The party is over. It’s time to call it a day.” Well, they are not only calling it a day but a night. They are witnesses to a social universe that is shutting down. Is this a punishment for those who have all the money in the world to dance and drink through the night?

In Kevin Mayuga’s film, When all this is over , no vindication is offered because there was no indictment anyway. This is just human life and the world gone awry. Caught in the throes are people whose lives would go on, lockdown or no lockdown. If there is a lesson in this cinema, it is that in this world, there are people who can go through life breaking rules without being punished. Except with a virus.

However, if When this is all over is a treatise on class structure, then it would have been tedious viewing. Endure the mind-games and drug-induced separate realities (they could go on and on and on) and the film will reward you with the gifts of original cinema. There is the screenplay, which has produced the most exuberant dialogues, even if many of the characters are made to speak in English. The brisk exchange, the dark wit and the saddest send-up of other people’s conditions are so natural one could sense all the actors are acting their own neuroses and narcissism. I could feel the glee in the audience’s heart when these brats are “discovered.”

And there is the story of how the lockdown has proceeded: in a condominium. A cross between Sartre’s no-exit existentialism and a circus that has never recovered its investment, the building houses these characters who are locked down in their own twisted desires (to party and forget the pandemic) and the guards and staff who are the caretakers of the Underworld, except their station in life has not given them the chance to study myths. The condo world is headed by Miss Kate (the glorious Lotlot Bustamante), benign to the rich and a dour dominatrix to staff.
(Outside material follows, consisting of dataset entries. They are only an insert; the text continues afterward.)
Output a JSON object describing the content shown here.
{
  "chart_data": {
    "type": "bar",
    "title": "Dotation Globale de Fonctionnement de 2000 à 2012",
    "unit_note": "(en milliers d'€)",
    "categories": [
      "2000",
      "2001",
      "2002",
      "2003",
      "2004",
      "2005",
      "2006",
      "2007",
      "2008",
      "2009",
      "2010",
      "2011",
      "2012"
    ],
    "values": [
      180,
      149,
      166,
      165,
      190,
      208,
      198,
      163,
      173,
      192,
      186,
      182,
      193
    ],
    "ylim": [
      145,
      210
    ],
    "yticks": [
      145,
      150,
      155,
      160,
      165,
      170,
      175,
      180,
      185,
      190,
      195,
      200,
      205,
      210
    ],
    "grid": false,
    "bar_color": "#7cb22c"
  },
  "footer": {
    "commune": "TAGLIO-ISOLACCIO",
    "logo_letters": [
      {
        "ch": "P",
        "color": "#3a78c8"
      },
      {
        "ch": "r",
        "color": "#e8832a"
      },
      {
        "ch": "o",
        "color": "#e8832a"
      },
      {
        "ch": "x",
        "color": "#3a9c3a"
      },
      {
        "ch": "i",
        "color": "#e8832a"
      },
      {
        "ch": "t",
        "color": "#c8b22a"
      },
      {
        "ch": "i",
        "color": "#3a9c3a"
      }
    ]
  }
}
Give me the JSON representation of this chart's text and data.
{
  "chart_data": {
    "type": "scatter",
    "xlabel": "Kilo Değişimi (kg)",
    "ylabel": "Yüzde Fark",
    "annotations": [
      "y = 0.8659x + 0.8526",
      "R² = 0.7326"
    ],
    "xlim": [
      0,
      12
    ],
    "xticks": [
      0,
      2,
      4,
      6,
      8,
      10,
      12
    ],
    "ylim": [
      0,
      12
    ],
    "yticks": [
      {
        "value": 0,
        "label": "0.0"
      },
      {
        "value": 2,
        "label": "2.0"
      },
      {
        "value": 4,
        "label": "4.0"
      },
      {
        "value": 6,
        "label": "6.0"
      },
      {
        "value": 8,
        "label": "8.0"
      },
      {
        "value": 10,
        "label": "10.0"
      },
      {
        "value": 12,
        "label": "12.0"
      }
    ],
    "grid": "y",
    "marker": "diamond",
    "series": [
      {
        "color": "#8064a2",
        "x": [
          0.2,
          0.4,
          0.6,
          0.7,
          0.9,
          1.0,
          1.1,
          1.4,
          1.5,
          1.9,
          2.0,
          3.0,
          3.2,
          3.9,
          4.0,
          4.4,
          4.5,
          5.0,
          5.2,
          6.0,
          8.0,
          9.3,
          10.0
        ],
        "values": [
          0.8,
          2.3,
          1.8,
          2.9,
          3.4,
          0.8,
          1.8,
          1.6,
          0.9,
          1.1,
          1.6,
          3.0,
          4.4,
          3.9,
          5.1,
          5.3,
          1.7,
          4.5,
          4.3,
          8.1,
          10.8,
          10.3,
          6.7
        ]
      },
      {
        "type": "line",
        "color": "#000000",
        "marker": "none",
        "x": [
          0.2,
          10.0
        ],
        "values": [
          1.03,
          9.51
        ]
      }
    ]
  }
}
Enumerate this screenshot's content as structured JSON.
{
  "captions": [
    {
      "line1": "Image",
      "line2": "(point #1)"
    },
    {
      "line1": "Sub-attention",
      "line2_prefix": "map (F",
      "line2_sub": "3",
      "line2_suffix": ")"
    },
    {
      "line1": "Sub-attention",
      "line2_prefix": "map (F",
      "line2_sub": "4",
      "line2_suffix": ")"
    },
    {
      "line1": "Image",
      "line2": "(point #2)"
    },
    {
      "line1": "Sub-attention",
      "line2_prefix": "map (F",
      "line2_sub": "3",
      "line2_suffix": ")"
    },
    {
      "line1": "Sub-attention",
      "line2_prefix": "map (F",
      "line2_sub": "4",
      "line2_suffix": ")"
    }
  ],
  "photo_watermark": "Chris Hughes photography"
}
As the mother, Ana Abad Santos is hopelessly a Madonna whose arms have long been vacated by her son. She pretends to love her boy now left to fend for himself in a land that has become a foreign soil for him as he badly wants to be Stateside.

Two actors of varying popularity are the newest heralds of good performances. Let us begin with Juan Karlos who reminds you of a very juvenile John Lloyd. He gets scenes that have allowed him to show what we call “range” but, interestingly, he never becomes self-conscious, losing in the character of a drug runner what he really is: a boy. In a dream scene, Juan Karlo’s “The Guy” looks for his mother and encounters a prostitute, all this is watched by a child. Then in a twist that is awfully disarming, he is faced with the small boy. Here the line uttered is heartbreaking: “Are you good?”—the same line delivered to him always by those he supplies with chemical happiness. The Guy the boy, a macabre if not a literal depiction of return to the past. Juan Karlo proves to be an actor of supreme strength and sincerity.

Another wreath of admiration belongs to this obscure actor with a piquant name, Jorrybell Agoto. She appears as the guard in charge of the roof deck. She is the type one ignores, the face that one easily forgets. As the film progresses, however, we become aware of her own self-awareness. In the end, The Guy runs after her, Rosemarie. They face. She is expressionless. She has left the reading of her face to us. She has lured us into her quotidian world, the ordinariness that gave us glory about ourselves when we pretended to be kind to each other when everyone seemed to be dying around us, and dreamt of a wonderful world when all this was over.

W hen This is All Over is directed by Kevin Mayuga from the screenplay credited to him, Abbey Mayuga-de Guia and Benedict O. Mendoza. The nearly surreal images delivered by its director of cinematography, Martika Ramirez-Escobar, completes our incursion into a world that we survived only to face back the world domineering.